Anionic linear-globular dendrimer-cis-platinum (II) conjugates promote cytotoxicity in vitro against different cancer cell lines

Abstract

Due to their unique properties, Anticancer dendrimer-based drugs have been displaying promising results in both in vitro and in vivo in the treatment of cancerous cells, as compared to the traditional polymers. In this report, two conjugates (G1+Pt and G2+Pt) of cisplatin [cis-diaminedichloroplatinum; (CDDP)] with two generations (G1, G2) of a biocompatible anionic dendrimer were prepared in an aqueous media. Their potential cytotoxic effects, in two sensitive cancer cell lines HT1080 and CT26 together with one resistant cancer cell line SKOV3, using MTT (methyl thiazolyl tetrazolium) assay were examined. Hemolytic impacts and cell death mechanisms of the conjugates on human blood and HT1080 cell line were also investigated. The conjugate G2+Pt showed greater toxicity up to 9x and 2x in the sensitive and resistant cell lines (IC(50) comparison, inhibitory concentration) respectively when compared to the parent drug. The G1+Pt conjugate showed greater toxicity only in the sensitive HT1080 (2x) and CT26 (3.7x) cell lines. Moreover, the G1+Pt conjugate was less toxic approximately one third of the cisplatin in SKOV3 after 48 hrs of incubation. In summary, the G2+Pt conjugate had greater toxicity than the G1+Pt conjugate and cisplatin, based on the in vitro results. Approximately the same hemolysis behavior was observed for both conjugates and cisplatin. Both apoptosis and necrosis mechanisms (about 2x more than cisplatin) were attributed to conjugates and cisplatin in a direct correlation between the concentration and the degree of cell death. In conclusion, these conjugates with such high potency and minimum hemolysis would be suitable candidates for use against these cancerous cell lines as efficient and novel antitumor agents.

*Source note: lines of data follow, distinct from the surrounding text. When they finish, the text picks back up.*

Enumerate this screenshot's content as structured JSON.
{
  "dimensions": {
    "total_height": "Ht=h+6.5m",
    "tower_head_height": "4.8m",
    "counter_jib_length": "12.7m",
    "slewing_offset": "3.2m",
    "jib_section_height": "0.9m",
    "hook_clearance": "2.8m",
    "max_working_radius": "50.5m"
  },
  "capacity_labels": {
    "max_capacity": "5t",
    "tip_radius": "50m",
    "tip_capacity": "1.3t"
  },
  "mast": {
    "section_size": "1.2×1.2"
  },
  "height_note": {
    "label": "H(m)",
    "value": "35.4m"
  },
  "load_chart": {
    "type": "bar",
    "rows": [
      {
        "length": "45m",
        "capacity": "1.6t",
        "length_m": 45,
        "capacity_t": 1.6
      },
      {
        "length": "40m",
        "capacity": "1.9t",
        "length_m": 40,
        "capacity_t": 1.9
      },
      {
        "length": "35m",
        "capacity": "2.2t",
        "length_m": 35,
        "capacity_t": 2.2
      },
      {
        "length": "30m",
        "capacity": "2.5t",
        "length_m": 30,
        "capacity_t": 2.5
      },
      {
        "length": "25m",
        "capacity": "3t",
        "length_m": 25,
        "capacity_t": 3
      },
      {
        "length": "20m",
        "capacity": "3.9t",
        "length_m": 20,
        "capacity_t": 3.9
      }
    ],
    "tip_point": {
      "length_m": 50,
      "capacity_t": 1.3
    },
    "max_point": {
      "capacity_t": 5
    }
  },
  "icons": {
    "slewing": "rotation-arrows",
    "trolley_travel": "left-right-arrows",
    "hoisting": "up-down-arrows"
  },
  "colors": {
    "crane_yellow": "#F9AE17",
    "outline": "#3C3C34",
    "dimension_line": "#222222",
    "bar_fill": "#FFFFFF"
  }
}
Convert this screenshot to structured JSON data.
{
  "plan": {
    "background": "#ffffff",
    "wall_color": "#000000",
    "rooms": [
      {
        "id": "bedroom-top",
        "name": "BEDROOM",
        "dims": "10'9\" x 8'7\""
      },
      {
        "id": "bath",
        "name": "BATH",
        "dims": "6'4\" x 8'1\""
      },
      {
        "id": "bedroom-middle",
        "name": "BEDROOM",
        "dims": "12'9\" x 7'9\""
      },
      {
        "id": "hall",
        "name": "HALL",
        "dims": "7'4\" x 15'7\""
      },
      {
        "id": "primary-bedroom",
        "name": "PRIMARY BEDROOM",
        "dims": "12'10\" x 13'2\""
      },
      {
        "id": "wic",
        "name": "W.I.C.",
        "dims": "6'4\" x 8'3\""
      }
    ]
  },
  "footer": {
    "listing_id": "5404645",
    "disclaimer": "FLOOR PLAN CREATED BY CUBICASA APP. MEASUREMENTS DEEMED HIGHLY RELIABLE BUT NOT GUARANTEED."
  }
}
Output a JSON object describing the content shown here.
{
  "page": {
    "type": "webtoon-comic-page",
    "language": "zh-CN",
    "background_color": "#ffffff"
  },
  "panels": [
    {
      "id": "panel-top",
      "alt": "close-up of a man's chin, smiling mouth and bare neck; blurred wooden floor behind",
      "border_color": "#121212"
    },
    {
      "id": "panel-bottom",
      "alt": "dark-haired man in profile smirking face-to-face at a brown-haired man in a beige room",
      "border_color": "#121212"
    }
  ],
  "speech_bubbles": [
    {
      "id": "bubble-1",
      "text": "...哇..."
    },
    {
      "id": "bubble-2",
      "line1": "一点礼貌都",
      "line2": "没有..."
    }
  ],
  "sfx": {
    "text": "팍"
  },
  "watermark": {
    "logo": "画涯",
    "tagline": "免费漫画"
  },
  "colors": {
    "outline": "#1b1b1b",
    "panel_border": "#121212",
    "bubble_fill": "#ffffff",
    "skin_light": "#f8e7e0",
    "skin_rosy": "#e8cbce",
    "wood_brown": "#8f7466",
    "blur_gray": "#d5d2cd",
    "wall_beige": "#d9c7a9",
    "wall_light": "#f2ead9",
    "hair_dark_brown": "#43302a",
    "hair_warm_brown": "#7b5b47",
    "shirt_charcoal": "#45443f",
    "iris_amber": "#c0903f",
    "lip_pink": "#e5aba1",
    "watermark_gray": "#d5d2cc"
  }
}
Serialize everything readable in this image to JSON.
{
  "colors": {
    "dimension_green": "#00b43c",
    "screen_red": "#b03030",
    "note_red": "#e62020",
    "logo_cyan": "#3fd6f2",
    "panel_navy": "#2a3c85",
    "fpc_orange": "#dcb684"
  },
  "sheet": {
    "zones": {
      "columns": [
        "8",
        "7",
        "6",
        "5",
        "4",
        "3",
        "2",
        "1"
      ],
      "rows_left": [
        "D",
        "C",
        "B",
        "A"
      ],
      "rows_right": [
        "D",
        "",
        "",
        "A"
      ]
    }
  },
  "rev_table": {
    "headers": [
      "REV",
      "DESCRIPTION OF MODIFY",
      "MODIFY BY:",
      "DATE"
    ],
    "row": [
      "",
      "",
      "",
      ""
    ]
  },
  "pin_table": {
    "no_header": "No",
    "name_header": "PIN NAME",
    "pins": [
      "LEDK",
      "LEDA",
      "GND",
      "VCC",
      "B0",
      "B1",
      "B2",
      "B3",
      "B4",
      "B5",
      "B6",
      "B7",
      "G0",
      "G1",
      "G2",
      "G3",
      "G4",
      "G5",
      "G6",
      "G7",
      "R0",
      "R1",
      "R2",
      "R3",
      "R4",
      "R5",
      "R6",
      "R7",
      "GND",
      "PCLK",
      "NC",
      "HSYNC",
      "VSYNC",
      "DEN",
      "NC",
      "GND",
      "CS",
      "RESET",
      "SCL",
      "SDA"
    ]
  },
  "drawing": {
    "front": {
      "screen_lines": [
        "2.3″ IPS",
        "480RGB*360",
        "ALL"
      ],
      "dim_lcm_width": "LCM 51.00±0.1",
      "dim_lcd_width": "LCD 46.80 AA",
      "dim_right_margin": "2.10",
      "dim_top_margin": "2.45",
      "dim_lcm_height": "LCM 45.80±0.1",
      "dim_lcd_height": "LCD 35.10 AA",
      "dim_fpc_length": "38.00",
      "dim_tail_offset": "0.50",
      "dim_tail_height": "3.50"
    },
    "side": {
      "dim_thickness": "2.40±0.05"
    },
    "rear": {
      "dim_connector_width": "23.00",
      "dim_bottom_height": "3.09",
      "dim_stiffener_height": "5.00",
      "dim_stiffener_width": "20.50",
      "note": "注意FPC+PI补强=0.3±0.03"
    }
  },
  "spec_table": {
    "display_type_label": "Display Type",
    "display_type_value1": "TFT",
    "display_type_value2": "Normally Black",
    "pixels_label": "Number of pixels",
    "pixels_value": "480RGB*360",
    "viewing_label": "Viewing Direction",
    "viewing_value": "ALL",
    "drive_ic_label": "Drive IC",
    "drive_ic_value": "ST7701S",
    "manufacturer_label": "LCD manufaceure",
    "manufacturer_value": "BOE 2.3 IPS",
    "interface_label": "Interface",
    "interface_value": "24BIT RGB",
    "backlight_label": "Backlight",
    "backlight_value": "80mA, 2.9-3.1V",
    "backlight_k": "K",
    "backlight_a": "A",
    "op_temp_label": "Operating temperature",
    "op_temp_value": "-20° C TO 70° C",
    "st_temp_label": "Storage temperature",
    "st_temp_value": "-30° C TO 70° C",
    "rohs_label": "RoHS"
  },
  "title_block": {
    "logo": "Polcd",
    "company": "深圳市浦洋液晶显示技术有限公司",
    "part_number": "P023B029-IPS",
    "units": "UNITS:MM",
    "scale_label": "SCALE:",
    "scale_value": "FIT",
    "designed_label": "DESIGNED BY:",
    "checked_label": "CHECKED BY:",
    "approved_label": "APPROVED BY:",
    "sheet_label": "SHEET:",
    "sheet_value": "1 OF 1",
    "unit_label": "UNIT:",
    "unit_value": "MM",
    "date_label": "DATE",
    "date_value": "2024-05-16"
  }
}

Keywords: apoptosis-necrosis; cis-platinum (II); dendrimer; hemolysis; in vitro cytotoxicity.

Figure 1

Schematic diagrams of cisplatin (CDDP), the dendrimers G1, G2 and their possible reactions (generation of different conjugates) in aqueous media.

Figure 2

The comparative release of chloride ions from cisplatin (CDDP) alone and in reaction with the dendrimers G1 and G2.

Figure 3

In vitro release of platinum from the G1+Pt and G2+Pt conjugates at two different pHs. Abbreviation: h, hours.

Figure 4

FT-IR spectra of the dendrimers before and after the reaction with cisplatin (CDDP). IR: (A) G1, (B) G1+Pt, (C) G2, (D) G2+Pt. Abbreviations: FTIR, Fourier transform infrared; IR, infra-red.

Figure 5

Viability of the different cancer cell lines according to the mitochondrial activity of the cells incubating with different kinds of Pt derivatives and free cisplatin (CDDP) after 24 and 48 hrs. (A) HT1080 cell line, (B) CT26 cell line, (c) SKOV3.

Figure 5

Viability of the different cancer cell lines according to the mitochondrial activity of the cells incubating with different kinds of Pt derivatives and free cisplatin (CDDP) after 24 and 48 hrs. (A) HT1080 cell line, (B) CT26 cell line, (c) SKOV3.

Figure 6

The IC₅₀ of some of the conjugates and free cisplatin (CDDP) in different cancer cell lines at different times. Abbreviation: h, hours.

Figure 7

In vitro release of hemoglobin from human erythrocytes in contact with various concentrations of free cisplatin (CDDP) and Pt derivatives after 2 hrs of incubation.

Figure 8

Dot plot diagrams related to the amount of apoptosis-necrosis assays. Impact of the conjugates and free cisplatin (CDDP) at two concentrations on the percentage of apoptosis and necrosis. The data were analyzed with a version 2.4 of Flomax software. (A) negative control, (B) G1(0.75 μg/ml), (C) G1(1.5 μg/ml), (D) G2 (0.75 μg/ml), (E) G2 (1.5 μg/ml). (F) Platinum (0.75 μg/ml), (G) Platinum (1.5 μg/ml). Lower right: apoptotic cells, Upper right: necrotic and secondary apoptotic cells, Lower left: viable cells, Upper left: damaged cells.